Nevertheless, it is frustrating not having total control of one’s own phone. There is a suite of downloads waiting for my approval, and they aren’t getting it because I don’t use those apps. And I can’t remove those apps either! In old lingo, they are welded on.
I did download some practical information aids – Live Traffic NSW, Fires Near Me NSW, the local bus timetable, Ted Talks. I also downloaded the Huffington Post but I think I’ll dump it because I never use it. Got my ABC and my ABC Radio. And of course the WordPress app – keeping tabs on what’s happening in this blogging world I’m in.
First there was a game called Abstraction. This isn’t an app. It’s a proper real-world game. Turn the camera on. Position a finger just over/near the shutter button. Hold the camera by your side. Start walking. Snap a photo whenever you fancy.
Tucked in amid the rubbish will be some amazing images that just pop.
The second game was a little more deliberate. It’s not intended to be arty. It’s supposed to develop a bit of cognitive wellbeing and help stave off the decline of age. Every day I must find one image, something worth photographing, something that grabs my attention. The game is called Everyday.
So, what triggered this look back?
I dropped my mobile phone. I regularly drop my mobile phone. It’s very mobile. It just slips out of my hand. The phone has bounced out of its case; the battery has bounced out of its slot; it has survived some terrible falls.
Last weekend, it fell out of one hand and into the bucket of water I was carrying in the other. How? How did I get into a position where that would be possible?

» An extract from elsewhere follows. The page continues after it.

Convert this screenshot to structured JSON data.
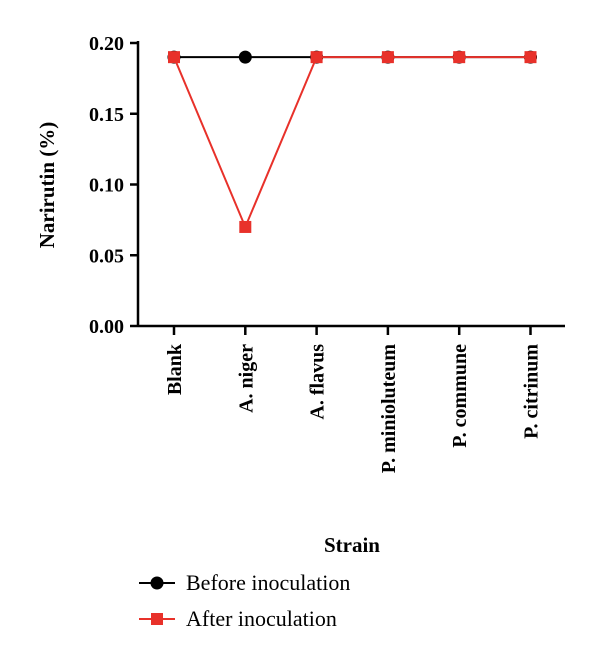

Had I been a little more awake (it was just after an afternoon nap) I might have managed to move the bucket in time. Thankfully, retrieval was quick. Yet, it was the longest of times. It was one of those slow motion moments that wasn’t worth a slow motion moment. Hardly tragic. But there it was, gracefully falling, the white cover spreading like a single wing, disrupting the surface tension, starkly contrasting with the bright red of the container …
Retrieved and dripping …
It spent the night in a tub of rice. Works fine.
And what’s next?
New cover. Something practical rather than graceful?